The general idea of the video is to bash Lady Gaga who asked them to open for her. The response was negative. She called them racist.

http://www.youtube.com/watch?v=AIXUgtNC4Kc

Anonymous said...

Judging by the photos I've seen, the producers of Star Trek Next Generation should sue for the ripoff of the Borg look. Of course, a Borg is pretty much what Damon's acting talent is.

Jim Bowery said...

The 2 central immigration unrealities of "Elysium" are:

1) That technology cannot diffuse to people -- people have to immigrate to get technology.
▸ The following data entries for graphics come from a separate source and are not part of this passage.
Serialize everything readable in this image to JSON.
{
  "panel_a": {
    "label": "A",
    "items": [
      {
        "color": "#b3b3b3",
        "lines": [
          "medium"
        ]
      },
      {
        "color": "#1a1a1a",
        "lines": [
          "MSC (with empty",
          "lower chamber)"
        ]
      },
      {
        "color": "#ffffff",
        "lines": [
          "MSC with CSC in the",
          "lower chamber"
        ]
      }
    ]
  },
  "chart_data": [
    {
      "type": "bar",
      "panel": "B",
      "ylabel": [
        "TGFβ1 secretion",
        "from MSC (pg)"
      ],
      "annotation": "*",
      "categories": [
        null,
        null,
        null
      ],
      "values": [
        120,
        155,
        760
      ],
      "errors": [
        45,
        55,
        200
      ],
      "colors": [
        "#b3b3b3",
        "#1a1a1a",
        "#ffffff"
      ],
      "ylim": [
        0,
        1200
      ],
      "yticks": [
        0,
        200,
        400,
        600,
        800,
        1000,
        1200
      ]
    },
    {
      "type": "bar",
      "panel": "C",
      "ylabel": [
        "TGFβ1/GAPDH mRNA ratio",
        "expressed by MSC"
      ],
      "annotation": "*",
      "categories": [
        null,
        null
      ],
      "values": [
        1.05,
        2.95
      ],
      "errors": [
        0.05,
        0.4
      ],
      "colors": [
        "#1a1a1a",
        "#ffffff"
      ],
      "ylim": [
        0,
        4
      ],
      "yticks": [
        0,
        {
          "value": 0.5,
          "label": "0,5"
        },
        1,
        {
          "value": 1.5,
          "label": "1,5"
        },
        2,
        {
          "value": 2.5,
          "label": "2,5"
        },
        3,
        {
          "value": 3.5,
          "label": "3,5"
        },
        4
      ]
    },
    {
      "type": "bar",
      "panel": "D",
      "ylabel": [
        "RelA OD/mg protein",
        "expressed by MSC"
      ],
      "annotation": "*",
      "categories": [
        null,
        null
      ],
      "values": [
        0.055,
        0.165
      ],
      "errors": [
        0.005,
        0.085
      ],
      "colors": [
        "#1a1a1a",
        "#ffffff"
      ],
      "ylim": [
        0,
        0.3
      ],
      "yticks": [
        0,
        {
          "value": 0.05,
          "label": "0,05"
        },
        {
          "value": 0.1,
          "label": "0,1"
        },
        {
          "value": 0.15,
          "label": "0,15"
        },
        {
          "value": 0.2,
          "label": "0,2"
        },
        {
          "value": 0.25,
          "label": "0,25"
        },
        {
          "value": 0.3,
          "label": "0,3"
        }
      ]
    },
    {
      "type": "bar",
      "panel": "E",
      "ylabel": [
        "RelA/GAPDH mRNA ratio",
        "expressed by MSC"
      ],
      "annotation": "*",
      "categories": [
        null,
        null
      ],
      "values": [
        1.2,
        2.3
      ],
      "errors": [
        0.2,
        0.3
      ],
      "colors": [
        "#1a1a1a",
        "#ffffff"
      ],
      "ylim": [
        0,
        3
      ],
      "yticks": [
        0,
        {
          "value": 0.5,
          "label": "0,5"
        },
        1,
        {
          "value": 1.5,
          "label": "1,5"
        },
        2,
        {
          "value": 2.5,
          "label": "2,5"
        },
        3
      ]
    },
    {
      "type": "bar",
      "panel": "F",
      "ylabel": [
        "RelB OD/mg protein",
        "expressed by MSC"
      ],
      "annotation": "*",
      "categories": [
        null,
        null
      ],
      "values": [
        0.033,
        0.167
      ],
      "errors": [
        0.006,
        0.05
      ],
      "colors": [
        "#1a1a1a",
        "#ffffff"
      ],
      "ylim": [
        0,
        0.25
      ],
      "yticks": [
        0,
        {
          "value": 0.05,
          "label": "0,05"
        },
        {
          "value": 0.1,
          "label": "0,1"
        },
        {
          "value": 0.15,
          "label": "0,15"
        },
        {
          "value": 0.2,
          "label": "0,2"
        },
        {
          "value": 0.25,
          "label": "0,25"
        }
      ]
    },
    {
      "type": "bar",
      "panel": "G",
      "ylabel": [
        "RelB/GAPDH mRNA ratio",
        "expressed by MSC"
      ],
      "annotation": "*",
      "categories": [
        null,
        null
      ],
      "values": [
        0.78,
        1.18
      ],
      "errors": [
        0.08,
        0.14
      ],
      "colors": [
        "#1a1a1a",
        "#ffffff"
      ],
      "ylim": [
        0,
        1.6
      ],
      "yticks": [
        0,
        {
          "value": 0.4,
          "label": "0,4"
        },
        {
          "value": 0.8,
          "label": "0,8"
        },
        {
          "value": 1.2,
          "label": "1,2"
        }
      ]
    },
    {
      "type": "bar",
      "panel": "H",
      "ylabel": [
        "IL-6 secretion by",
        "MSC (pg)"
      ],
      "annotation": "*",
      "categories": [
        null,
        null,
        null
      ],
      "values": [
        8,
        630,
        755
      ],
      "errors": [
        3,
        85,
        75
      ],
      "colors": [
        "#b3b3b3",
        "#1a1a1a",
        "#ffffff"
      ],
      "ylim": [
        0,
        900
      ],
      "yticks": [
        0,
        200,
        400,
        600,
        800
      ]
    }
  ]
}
2) It's ok to pay no attention to W. D. Hamilton's warning in "Social Aptitudes of Man":

The incursions of barbaric pastoralists seem to do civilizations less harm in the long run than one might expect. Indeed, two dark ages and renaissances in Europe suggest a recurring pattern in which a renaissance follows an incursion by about 800 years. It may even be suggested that certain genes or traditions of pastoralists revitalize the conquered people with an ingredient of progress which tends to die out in a large panmictic population for the reasons already discussed. I have in mind altruism itself, or the part of the altruism which is perhaps better described as self-sacrificial daring. By the time of the renaissance it may be that the mixing of genes and cultures (or of cultures alone if these are the only vehicles, which I doubt) has continued long enough to bring the old mercantile thoughtfulness and the infused daring into conjunction in a few individuals who then find courage for all kinds of inventive innovation against the resistance of established thought and practice. Often, however, the cost in fitness of such altruism and sublimated pugnacity to the individuals concerned is by no means metaphorical, and the benefits to fitness, such as they are, go to a mass of individuals whose genetic correlation with the innovator must be slight indeed. Thus civilization probably slowly reduces its altruism of all kinds, including the kinds needed for cultural creativity (see also Eshel 1972).

Hamilton, W.D. (1975), Innate social aptitudes of man: an approach from evolutionary genetics, in R. Fox (ed.), Biosocial Anthropology, Malaby Press, London, 133-53.

Steve Sailer said...

"The band has a whole persona that seems, to me, to be related to Neill Blomkamp's "District 9"."

Right, Blomkamp originally asked Ninja from the Boer rap group Die Antwoord to star in Elysium in Matt Damon's role. But Ninja didn't think he could handle an American accent. Then Blomkamp asked Eminem to play the role, but the American rapper said only if they shot it in Detroit.